While I was training to become a family doctor, I learned the conventional wisdom about nicotine addiction. Physicians have long believed that people smoke primarily for pleasure and become psychologically dependent on that pleasure. Tolerance to the effects of nicotine prompts more frequent smoking; when the habit reaches a critical frequency—about five cigarettes per day—and nicotine is constantly present in the blood, physical dependence may begin, usually after thousands of cigarettes and years of smoking. Within hours of the last cigarette, the addicted smoker experiences the symptoms of nicotine withdrawal: restlessness, irritability, inability to concentrate, and so on. According to this understanding, those who smoke fewer than five cigarettes per day are not addicted.

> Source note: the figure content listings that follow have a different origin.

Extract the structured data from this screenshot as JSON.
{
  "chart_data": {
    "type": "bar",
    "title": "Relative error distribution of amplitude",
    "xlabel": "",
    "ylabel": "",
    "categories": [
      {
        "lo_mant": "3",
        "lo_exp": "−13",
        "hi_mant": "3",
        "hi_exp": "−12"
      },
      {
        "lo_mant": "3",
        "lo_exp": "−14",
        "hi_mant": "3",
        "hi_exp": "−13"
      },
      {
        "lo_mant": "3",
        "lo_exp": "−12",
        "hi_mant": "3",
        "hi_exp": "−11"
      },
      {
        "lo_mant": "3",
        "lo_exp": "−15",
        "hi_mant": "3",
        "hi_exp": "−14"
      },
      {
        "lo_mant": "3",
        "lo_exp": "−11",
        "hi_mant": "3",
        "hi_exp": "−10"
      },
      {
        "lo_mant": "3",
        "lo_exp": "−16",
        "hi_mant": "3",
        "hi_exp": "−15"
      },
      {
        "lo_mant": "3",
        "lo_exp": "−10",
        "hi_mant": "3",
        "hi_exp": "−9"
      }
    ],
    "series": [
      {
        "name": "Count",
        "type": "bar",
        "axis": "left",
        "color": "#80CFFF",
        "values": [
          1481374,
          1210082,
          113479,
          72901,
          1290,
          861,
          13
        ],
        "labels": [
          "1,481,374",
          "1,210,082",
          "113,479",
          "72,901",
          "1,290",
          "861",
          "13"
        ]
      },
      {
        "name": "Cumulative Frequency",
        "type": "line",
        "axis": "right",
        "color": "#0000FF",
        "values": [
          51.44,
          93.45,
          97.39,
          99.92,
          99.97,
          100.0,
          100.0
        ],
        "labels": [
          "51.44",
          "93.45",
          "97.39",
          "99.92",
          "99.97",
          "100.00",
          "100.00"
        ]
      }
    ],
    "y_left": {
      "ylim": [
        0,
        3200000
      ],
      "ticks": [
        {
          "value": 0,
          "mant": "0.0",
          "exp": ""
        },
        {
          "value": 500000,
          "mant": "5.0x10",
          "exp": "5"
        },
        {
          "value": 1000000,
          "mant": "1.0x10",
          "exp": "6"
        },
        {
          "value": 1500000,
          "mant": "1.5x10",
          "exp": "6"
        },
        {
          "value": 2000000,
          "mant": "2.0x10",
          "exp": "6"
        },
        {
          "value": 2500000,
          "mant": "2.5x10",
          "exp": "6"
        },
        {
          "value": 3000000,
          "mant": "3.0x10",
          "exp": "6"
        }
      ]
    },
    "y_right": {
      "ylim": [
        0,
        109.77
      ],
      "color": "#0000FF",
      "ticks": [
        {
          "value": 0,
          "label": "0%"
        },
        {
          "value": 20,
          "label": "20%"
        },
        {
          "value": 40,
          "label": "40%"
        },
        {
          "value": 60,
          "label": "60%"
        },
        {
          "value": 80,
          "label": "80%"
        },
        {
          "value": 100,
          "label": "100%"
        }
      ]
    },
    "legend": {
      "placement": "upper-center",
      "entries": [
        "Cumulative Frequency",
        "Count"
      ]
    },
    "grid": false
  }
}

I was armed with this knowledge when I encountered the proverbial patient who had not read the textbook. During a routine physical, an adolescent girl told me she was unable to quit smoking despite having started only two months before. I thought this patient must be an outlier, a rare exception to the rule that addiction takes years to develop. But my curiosity was piqued, so I went to the local high school to interview students about their smoking. There a 14-year-old girl told me that she had made two serious attempts to quit, failing both times. This was eye-opening because she had smoked only a few cigarettes a week for two months. When she described her withdrawal symptoms, her story sounded like the lament of one of my two-pack-a-day patients. The rapid onset of these symptoms in the absence of daily smoking contradicted most of what I thought I knew about nicotine addiction. And when I tracked that received wisdom back to its source, I found that everything I had learned was just a poor educated guess.